İsterdim ki belli düşüncelere peşkeş çekilmiş ya da parsellenmiş 200’ün üzerindeki üniversitelerimizin, kaçında farklı düşüncede kaç akademisyen var? Hangi üniversite hangi düşüncenin kalesi ya da çiftliği? Belli bir düşünce ve fikrin kalesi olan bu üniversiteler ne derece özgür ve özerk ne derece bilimsel çalışma yapıyor? Adrese teslim öğretim görevlisi almakla, bu ülkede bilim adamı yetişir mi? Üniversitelerin bugünkü durumundan,  her devirde hiç elini çekmeyen siyasilerin payı yok mu? Bunlar tartışılsın. Üniversitelerin bu görüntüsü çok iyi ise aynen devam edelim. Yok, iyi değilse bu hastalığımızdan ne zaman kurtulmayı düşünürüz? Gecikmiş de olsa bunu konuşalım.
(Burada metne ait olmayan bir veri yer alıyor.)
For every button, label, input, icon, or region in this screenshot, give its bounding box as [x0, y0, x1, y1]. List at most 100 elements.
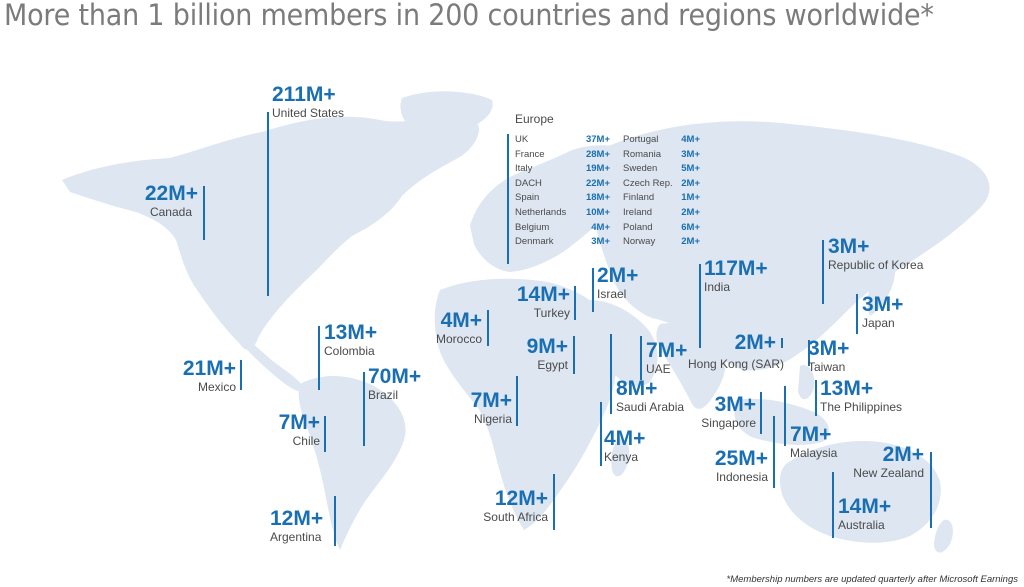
stat-value: 13M+: [324, 321, 378, 344]
stat-label: Taiwan: [808, 360, 846, 374]
stat-value: 14M+: [838, 495, 892, 518]
stat-value: 3M+: [862, 293, 904, 316]
stat-value: 3M+: [808, 337, 850, 360]
stat-label: Japan: [862, 316, 895, 330]
central-america-shape: [244, 336, 308, 393]
colombia-leader: [318, 326, 320, 390]
stat-turkey: 14M+ Turkey: [500, 284, 570, 320]
stat-label: Saudi Arabia: [616, 400, 685, 414]
europe-breakdown: Europe UK 37M+ France 28M+ Italy 19M+ DACH 22M+…: [507, 112, 707, 264]
stat-label: Republic of Korea: [828, 258, 924, 272]
europe-country: Ireland: [623, 207, 653, 218]
europe-value: 5M+: [681, 163, 700, 175]
morocco-leader: [487, 310, 489, 346]
stat-value: 7M+: [278, 411, 320, 434]
hong-kong-leader: [781, 338, 783, 348]
europe-country: Netherlands: [515, 207, 567, 218]
europe-value: 2M+: [681, 236, 700, 248]
japan-leader: [856, 294, 858, 334]
europe-country: DACH: [515, 177, 542, 189]
stat-value: 9M+: [526, 335, 568, 358]
stat-argentina: 12M+ Argentina: [270, 508, 323, 544]
europe-country: Belgium: [515, 221, 550, 233]
stat-label: Singapore: [701, 416, 756, 430]
stat-brazil: 70M+ Brazil: [368, 366, 421, 402]
japan-shape: [867, 253, 896, 316]
stat-colombia: 13M+ Colombia: [324, 322, 377, 358]
stat-chile: 7M+ Chile: [250, 412, 320, 448]
stat-value: 70M+: [368, 365, 422, 388]
stat-label: Egypt: [537, 358, 568, 372]
stat-label: Malaysia: [790, 446, 838, 460]
stat-value: 12M+: [270, 507, 324, 530]
stat-israel: 2M+ Israel: [597, 265, 638, 301]
europe-country: Romania: [623, 148, 662, 160]
taiwan-leader: [808, 340, 810, 366]
stat-singapore: 3M+ Singapore: [690, 394, 756, 430]
stat-value: 4M+: [604, 427, 646, 450]
stat-label: South Africa: [483, 510, 548, 524]
stat-value: 8M+: [616, 377, 658, 400]
footnote: *Membership numbers are updated quarterl…: [726, 574, 1018, 585]
europe-value: 4M+: [591, 221, 610, 233]
stat-saudi-arabia: 8M+ Saudi Arabia: [616, 378, 684, 414]
stat-value: 2M+: [882, 443, 924, 466]
stat-value: 12M+: [494, 487, 548, 510]
stat-value: 13M+: [820, 377, 874, 400]
stat-label: The Philippines: [820, 400, 903, 414]
europe-value: 10M+: [585, 207, 610, 218]
stat-value: 211M+: [272, 83, 336, 106]
stat-mexico: 21M+ Mexico: [168, 358, 236, 394]
nigeria-leader: [516, 376, 518, 426]
europe-country: Spain: [515, 192, 540, 204]
europe-value: 19M+: [585, 163, 610, 175]
stat-indonesia: 25M+ Indonesia: [700, 448, 768, 484]
stat-value: 21M+: [182, 357, 236, 380]
europe-country: Sweden: [623, 163, 658, 175]
stat-value: 7M+: [646, 339, 688, 362]
stat-india: 117M+ India: [704, 258, 768, 294]
stat-label: United States: [272, 106, 345, 120]
stat-label: Kenya: [604, 450, 639, 464]
stat-philippines: 13M+ The Philippines: [820, 378, 902, 414]
europe-title: Europe: [515, 112, 554, 126]
stat-value: 7M+: [470, 389, 512, 412]
korea-leader: [822, 240, 824, 304]
greenland-shape: [400, 91, 493, 138]
philippines-leader: [815, 380, 817, 416]
page-title: More than 1 billion members in 200 count…: [4, 0, 934, 32]
argentina-leader: [334, 496, 336, 546]
europe-value: 28M+: [585, 148, 610, 160]
philippines-shape: [798, 365, 815, 400]
europe-value: 22M+: [585, 177, 610, 189]
africa-shape: [434, 278, 617, 530]
stat-nigeria: 7M+ Nigeria: [444, 390, 512, 426]
stat-taiwan: 3M+ Taiwan: [808, 338, 849, 374]
kenya-leader: [600, 402, 602, 466]
land-masses: [62, 91, 990, 553]
turkey-leader: [574, 286, 576, 320]
stat-label: Colombia: [324, 344, 375, 358]
south-africa-leader: [553, 474, 555, 530]
stat-australia: 14M+ Australia: [838, 496, 891, 532]
stat-value: 117M+: [704, 257, 768, 280]
stat-uae: 7M+ UAE: [646, 340, 687, 376]
europe-country: France: [515, 148, 545, 160]
stat-label: Chile: [292, 434, 320, 448]
stat-south-africa: 12M+ South Africa: [466, 488, 548, 524]
canada-leader: [203, 186, 205, 240]
arabia-shape: [586, 300, 658, 387]
singapore-leader: [760, 392, 762, 434]
stat-label: New Zealand: [853, 466, 924, 480]
europe-country: Portugal: [623, 134, 659, 145]
stat-value: 14M+: [516, 283, 570, 306]
europe-country: Poland: [623, 221, 653, 233]
new-zealand-shape: [934, 519, 953, 553]
europe-leader: [507, 134, 509, 264]
stat-egypt: 9M+ Egypt: [500, 336, 568, 372]
stat-label: India: [704, 280, 731, 294]
israel-leader: [592, 268, 594, 312]
stat-value: 4M+: [440, 309, 482, 332]
southeast-asia-shape: [734, 398, 829, 445]
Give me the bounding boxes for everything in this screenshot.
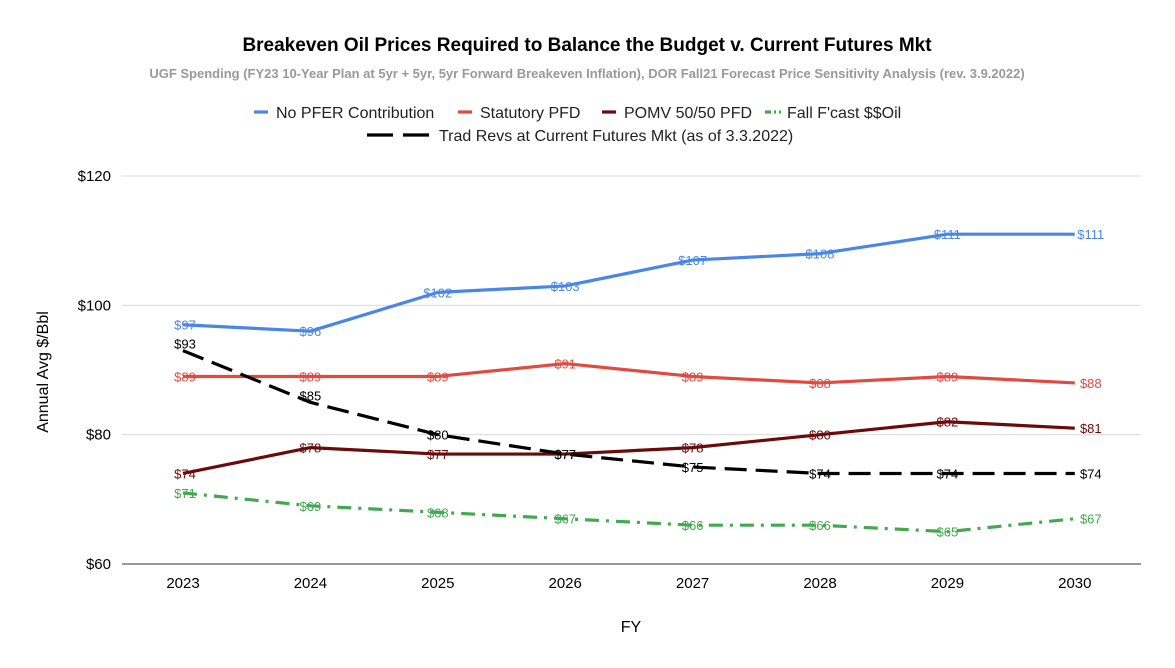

Yazımı bitirirken üniversitelerimizin kendini bulabilmesi, bu ülkeye katkı sunabilmesi, bilimsel çalışma yapabilmesi ve itibar kazanabilmesi isteniyorsa, öncelikle şu yolu açmamız lazım: Tüm üniversitelerimiz, her düşüncedeki insanın, bileğinin hakkıyla akademisyen olabileceği yerler olabilmeli. Hiçbir üniversitemiz belli bir düşüncenin kalesi olmamalı. (Mevcut çöreklenmenin önüne geçmek için belli bir süre bir üniversitede görev yapan öğretim görevlilerine rotasyon getirilebilir.) Üniversitelerin yönetim kadroları da birilerine ulufe dağıtılan yerler olmaktan çıkarılmalı. Öğretim görevlilerine de bilime hizmet ve bilimsel çalışmaya teşvik amacıyla yazdığı makale ve alanında yaptığı bilimsel çalışmalara göre performans sistemi getirilebilir.

*15/01/2021 tarihinde Anadolu'da Bugün gazetesinde Barbaros ULU adıyla yayımlanmıştır.